“I’m so sorry,” she said. A classmate in the undergraduate poetry writing course in which we were both enrolled stopped me just after class.
“About?”
“The poem you wrote. About what happened?”
“Oh,” I said. It hadn’t occurred to me that my classmates would think that the events in my workshopped poem, written in first person, had been pulled from my own experience. “Oh, no. That wasn’t me, that didn’t happen to me,” I stammered.
She looked relieved and a bit confused. “Well. Good. See you next time!”
In the many years since, I’ve seen the same happen again and again: readers conflating the narrators of first poems with their authors. It makes sense if you look at which poems and poets the average non-English major (a group including many beginning writers) is exposed to: Whitman’s references to himself in Leaves of Grass, Ginsburg’s in “Howl,” Plath’s poems about her relationship with her father, and so on. Each of these is autobiographical to one extent or another. Because of a strong confessional movement, poetry is often linked in readers’ minds more with memoir than fiction. Rightfully so, in some cases: think of the WWI soldiers who so lyrically and shockingly caught their experiences in poems, experiences too many times softened by other contemporary media.

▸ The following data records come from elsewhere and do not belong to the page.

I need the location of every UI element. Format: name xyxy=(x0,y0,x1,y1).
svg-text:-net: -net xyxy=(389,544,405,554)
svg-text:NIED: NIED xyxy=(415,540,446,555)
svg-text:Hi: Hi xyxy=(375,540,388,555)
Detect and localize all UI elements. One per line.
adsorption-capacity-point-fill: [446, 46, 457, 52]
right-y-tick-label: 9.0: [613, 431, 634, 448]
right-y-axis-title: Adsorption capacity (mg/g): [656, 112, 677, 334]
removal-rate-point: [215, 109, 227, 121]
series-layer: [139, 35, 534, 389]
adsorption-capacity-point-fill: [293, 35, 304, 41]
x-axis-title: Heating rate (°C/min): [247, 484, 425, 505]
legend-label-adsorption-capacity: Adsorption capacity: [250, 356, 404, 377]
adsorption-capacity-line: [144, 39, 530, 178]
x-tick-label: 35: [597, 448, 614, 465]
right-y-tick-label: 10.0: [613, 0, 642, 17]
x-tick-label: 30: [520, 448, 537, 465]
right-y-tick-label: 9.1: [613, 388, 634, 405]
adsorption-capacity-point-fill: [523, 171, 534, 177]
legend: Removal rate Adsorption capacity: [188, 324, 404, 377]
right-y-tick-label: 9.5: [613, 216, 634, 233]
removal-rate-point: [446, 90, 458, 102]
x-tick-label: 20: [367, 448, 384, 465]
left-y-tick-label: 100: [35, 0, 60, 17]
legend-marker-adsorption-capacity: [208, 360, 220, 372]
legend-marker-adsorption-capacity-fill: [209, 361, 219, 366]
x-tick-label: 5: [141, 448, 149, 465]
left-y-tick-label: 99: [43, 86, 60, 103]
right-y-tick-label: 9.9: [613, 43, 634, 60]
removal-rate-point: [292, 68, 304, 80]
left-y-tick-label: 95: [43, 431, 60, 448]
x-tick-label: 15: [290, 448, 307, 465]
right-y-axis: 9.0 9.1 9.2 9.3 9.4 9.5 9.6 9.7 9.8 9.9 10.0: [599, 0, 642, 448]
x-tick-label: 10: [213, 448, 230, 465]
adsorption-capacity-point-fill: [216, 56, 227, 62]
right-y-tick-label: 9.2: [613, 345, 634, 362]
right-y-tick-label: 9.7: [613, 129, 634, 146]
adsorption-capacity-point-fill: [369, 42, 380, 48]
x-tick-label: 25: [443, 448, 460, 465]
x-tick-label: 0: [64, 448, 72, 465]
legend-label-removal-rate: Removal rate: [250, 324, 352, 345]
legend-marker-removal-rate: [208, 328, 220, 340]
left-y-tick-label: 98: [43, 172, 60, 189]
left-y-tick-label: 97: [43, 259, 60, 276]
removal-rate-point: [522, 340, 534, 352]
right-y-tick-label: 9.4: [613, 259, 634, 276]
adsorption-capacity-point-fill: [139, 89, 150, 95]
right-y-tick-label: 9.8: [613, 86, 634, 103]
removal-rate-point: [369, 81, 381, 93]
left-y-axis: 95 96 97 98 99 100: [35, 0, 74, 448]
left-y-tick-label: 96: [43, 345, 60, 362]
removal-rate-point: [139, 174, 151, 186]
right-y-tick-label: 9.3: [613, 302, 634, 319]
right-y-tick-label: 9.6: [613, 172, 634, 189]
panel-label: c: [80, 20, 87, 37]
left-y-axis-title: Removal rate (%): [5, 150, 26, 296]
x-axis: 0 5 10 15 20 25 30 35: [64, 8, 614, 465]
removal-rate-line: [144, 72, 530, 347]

But perhaps we should, as readers of poetry, insist on shelving first-person poems with fiction instead. (I appreciate the fact that Uncanny, for instance, lists “Poetry” under the “Fiction” menu item.) Conflating the author and the narrator distracts the reader from the experience of the poem: we can go to memoir for the personal, but we come to poetry for other things. In Making Your Own Days: The Pleasures of Reading and Writing Poetry, Kenneth Koch touches on this, noting
“[ . . . ] it is also true that one can find out valuable information about past times from a poem, just as one may find out something of what a place is like, or a person. Before one can do this, however, one has to see the poem for what it is, for the combination of words it is, with the music it has, and for the experience it gives.” (p 111).
We have to read the poem as a poem above all else.
The Work of the First-Person POV in Poetry
First-person in poetry can do, essentially, what first-person POV does in fiction. As readers, we relish the feeling first-person lends to the experience of reading, as if we’re being brought into the narrator’s confidence, being told secrets by a stranger. Or we delight in being deceived by the narrator, either intentionally or not. Prose holds no monopoly on either.
Through the use of first-person point of view in poems, there is also an immediacy established right away that would be less easily achieved through third-person. By their nature, poems limit the time we can spend getting into them. Think of YA novels for a moment. Most YA is told from a first-person POV. The form is, of course, very different from poetry, but the aim can be the same: get the reader to connect with the narrator as soon as possible, since there’s limited time to do so.
Thus, the answer to the problem of conflating narrator and author is not to insist on third-person when the narrator is not some manifestation of the poet.
How SF Poetry Gets Around the Issue of Readers Assuming the Poet is the Narrator
So what does all this have to do with SF poetry? We would never assume that the first-person narrator of a SF story is a veiled version of its author; nor would we do the same for SF poetry. By setting poems in some possible-but-not-actual world, poets can get around the issue of readers’ assumptions about their work as being at all confessional. For some writers, having their poems read as autobiographical is a non-issue. Or it may be what they’re aiming for. But for writers who don’t want the waters muddied by the personal, SF offers a rich mode of writing which obviates the problem.
For the reader, and I’m going to say this is the more important part, first-person SF poetry clears the way for enjoying the poem foremost as a poem. We can focus on the language, the music, the imagery, the wit, and so on. We can, since this is SF poetry, appreciate the moves the poem makes within the genre. We can celebrate what it is that we come to poetry for.